Ward returned to Indianapolis in 1936 but was never able to return his sanitarium to its former level of prominence. Indianapolis had moved on; Ward’s Sanitarium was no longer the only viable option for the African American community. The Indianapolis City Hospital was beginning to desegregate and allow black doctors to practice medicine there. The costs of equipping a surgery facility had escalated, too.
Ward practiced medicine for another 15 years until his retirement. He died Dec. 12, 1956, at the West 10th Street Veterans Hospital (now Richard L. Roudebush VA Medical Center), following a stroke. He was buried next to his wife and son.
During his lifetime, this first-generation freedman became a successful physician, surgeon, entrepreneur, Army officer, hospital administrator, civic leader, and prominent member and commander of American Legion Post 107 in Indianapolis, all during the height of the Jim Crow era (1896-1954), between Plessy vs. Ferguson and Brown vs. Board of Education.

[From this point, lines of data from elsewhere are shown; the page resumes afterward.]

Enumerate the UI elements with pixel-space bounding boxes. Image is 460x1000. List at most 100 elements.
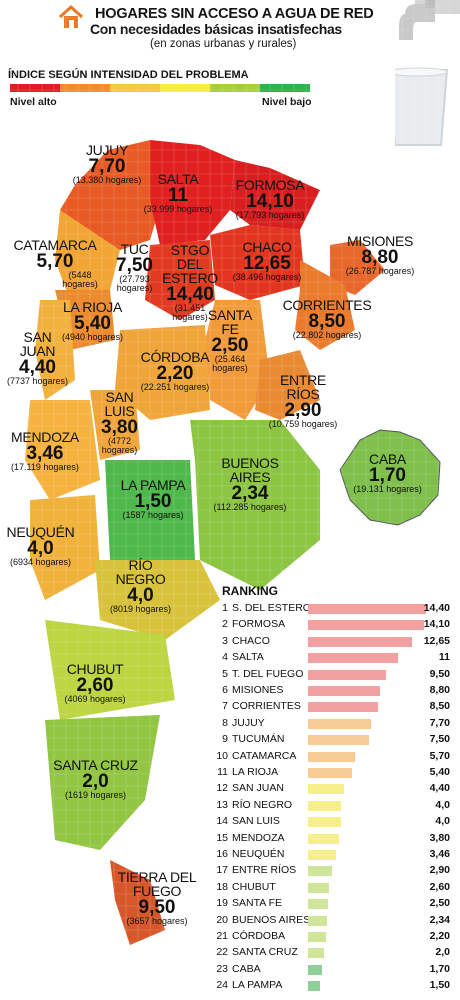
label-mendoza: MENDOZA 3,46 (17.119 hogares) (11, 429, 79, 472)
ranking-province: JUJUY (232, 716, 265, 729)
ranking-bar (308, 899, 329, 910)
ranking-province: SAN LUIS (232, 815, 280, 828)
ranking-row: 22 SANTA CRUZ 2,0 (212, 945, 460, 960)
ranking-bar (308, 604, 426, 614)
ranking-bar (308, 669, 386, 680)
label-san-luis: SAN LUIS 3,80 (4772 hogares) (101, 389, 138, 455)
ranking-province: SANTA CRUZ (232, 946, 298, 959)
ranking-row: 24 LA PAMPA 1,50 (212, 978, 460, 993)
label-chaco: CHACO 12,65 (38.496 hogares) (232, 239, 302, 282)
ranking-value: 3,46 (429, 848, 450, 860)
label-caba: CABA 1,70 (19.131 hogares) (353, 451, 422, 494)
ranking-row: 21 CÓRDOBA 2,20 (212, 929, 460, 944)
ranking-bar (308, 817, 341, 828)
ranking-position: 23 (216, 962, 228, 975)
label-tierra-del-fuego: TIERRA DEL FUEGO 9,50 (3657 hogares) (117, 869, 197, 926)
ranking-row: 10 CATAMARCA 5,70 (212, 749, 460, 764)
ranking-position: 19 (216, 897, 228, 910)
ranking-province: CATAMARCA (232, 749, 297, 762)
ranking-province: CHUBUT (232, 880, 276, 893)
ranking-row: 20 BUENOS AIRES 2,34 (212, 913, 460, 928)
ranking-row: 8 JUJUY 7,70 (212, 716, 460, 731)
ranking-value: 4,40 (429, 782, 450, 795)
ranking-position: 13 (216, 798, 228, 811)
ranking-row: 13 RÍO NEGRO 4,0 (212, 798, 460, 813)
ranking-position: 1 (222, 602, 228, 614)
ranking-row: 3 CHACO 12,65 (212, 634, 460, 649)
label-tucuman: TUC 7,50 (27.793 hogares) (116, 241, 153, 293)
ranking-bar (308, 702, 378, 713)
label-stgo-del-estero: STGO DEL ESTERO 14,40 (31.451 hogares) (162, 242, 218, 322)
ranking-province: CHACO (232, 634, 270, 647)
ranking-province: S. DEL ESTERO (232, 602, 311, 614)
ranking-position: 17 (216, 864, 228, 877)
ranking-province: SALTA (232, 651, 264, 664)
ranking-bar (308, 735, 370, 746)
ranking-value: 2,20 (429, 930, 450, 942)
ranking-bar (308, 932, 327, 942)
label-santa-fe: SANTA FE 2,50 (25.464 hogares) (207, 307, 253, 373)
ranking-value: 14,10 (423, 618, 450, 631)
ranking-position: 18 (216, 880, 228, 893)
ranking-position: 12 (216, 782, 228, 795)
ranking-position: 22 (216, 946, 228, 959)
ranking-province: FORMOSA (232, 618, 286, 631)
ranking-row: 18 CHUBUT 2,60 (212, 880, 460, 895)
ranking-province: CORRIENTES (232, 700, 301, 713)
ranking-bar (308, 948, 325, 959)
ranking-position: 6 (222, 684, 228, 696)
ranking-bar (308, 718, 372, 729)
label-la-rioja: LA RIOJA 5,40 (4940 hogares) (61, 299, 124, 342)
ranking-position: 7 (222, 700, 228, 713)
ranking-bar (308, 964, 322, 975)
label-misiones: MISIONES 8,80 (26.787 hogares) (345, 233, 415, 276)
ranking-bar (308, 915, 328, 926)
ranking-province: BUENOS AIRES (232, 913, 311, 926)
label-santa-cruz: SANTA CRUZ 2,0 (1619 hogares) (53, 757, 138, 800)
ranking-position: 20 (216, 913, 228, 926)
ranking-value: 8,80 (429, 684, 450, 696)
ranking-province: ENTRE RÍOS (232, 864, 297, 877)
ranking-province: CÓRDOBA (232, 930, 286, 942)
ranking-position: 15 (216, 831, 228, 844)
ranking-value: 5,70 (429, 749, 450, 762)
ranking-position: 9 (222, 733, 228, 746)
ranking-value: 2,34 (429, 913, 450, 926)
ranking-position: 8 (222, 716, 228, 729)
label-chubut: CHUBUT 2,60 (4069 hogares) (64, 661, 126, 704)
ranking-row: 6 MISIONES 8,80 (212, 683, 460, 698)
ranking-position: 4 (222, 651, 228, 664)
label-corrientes: CORRIENTES 8,50 (22.802 hogares) (282, 297, 372, 340)
ranking-row: 1 S. DEL ESTERO 14,40 (212, 601, 460, 616)
ranking-value: 1,50 (429, 979, 450, 992)
ranking-position: 14 (216, 815, 228, 828)
label-jujuy: JUJUY 7,70 (13.380 hogares) (72, 142, 142, 185)
ranking-bar (308, 800, 341, 811)
ranking-value: 7,50 (429, 733, 450, 746)
ranking-value: 2,50 (429, 897, 450, 910)
ranking-bar (308, 653, 399, 664)
ranking-row: 2 FORMOSA 14,10 (212, 617, 460, 632)
ranking-bar (308, 751, 355, 762)
ranking-province: SAN JUAN (232, 782, 284, 795)
ranking-value: 4,0 (435, 798, 450, 811)
ranking-row: 14 SAN LUIS 4,0 (212, 814, 460, 829)
ranking-bar (308, 882, 330, 893)
ranking-position: 10 (216, 749, 228, 762)
ranking-value: 2,60 (429, 880, 450, 893)
ranking-row: 7 CORRIENTES 8,50 (212, 699, 460, 714)
ranking-row: 23 CABA 1,70 (212, 962, 460, 977)
label-rio-negro: RÍO NEGRO 4,0 (8019 hogares) (109, 557, 172, 614)
ranking-province: LA RIOJA (232, 766, 279, 778)
ranking-row: 15 MENDOZA 3,80 (212, 831, 460, 846)
ranking-province: RÍO NEGRO (232, 798, 293, 811)
ranking-title: RANKING (222, 584, 278, 598)
ranking-province: MISIONES (232, 684, 284, 696)
ranking-value: 7,70 (429, 716, 450, 729)
ranking-value: 4,0 (435, 815, 450, 828)
label-la-pampa: LA PAMPA 1,50 (1587 hogares) (120, 477, 186, 520)
label-salta: SALTA 11 (33.999 hogares) (143, 171, 213, 214)
ranking-position: 5 (222, 667, 228, 680)
ranking-position: 11 (217, 766, 228, 778)
ranking-bar (308, 850, 337, 860)
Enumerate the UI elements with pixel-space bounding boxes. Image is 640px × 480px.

In August 2019, the state of Indiana dedicated a historical marker at the former site of Ward’s Sanitarium commemorating his achievements. The marker’s installation and dedication would not have been possible without the emotional, financial and physical support of Broad Ripple American Legion Post 3 and Tillman H. Harpole American Legion Post 249, and members of the 11th District of Indiana.
Leon E. Bates is a Ph.D. candidate in the Department of History at Wayne State University in Detroit. He is an Army veteran and member of Broad Ripple American Legion Post 3 in Indianapolis.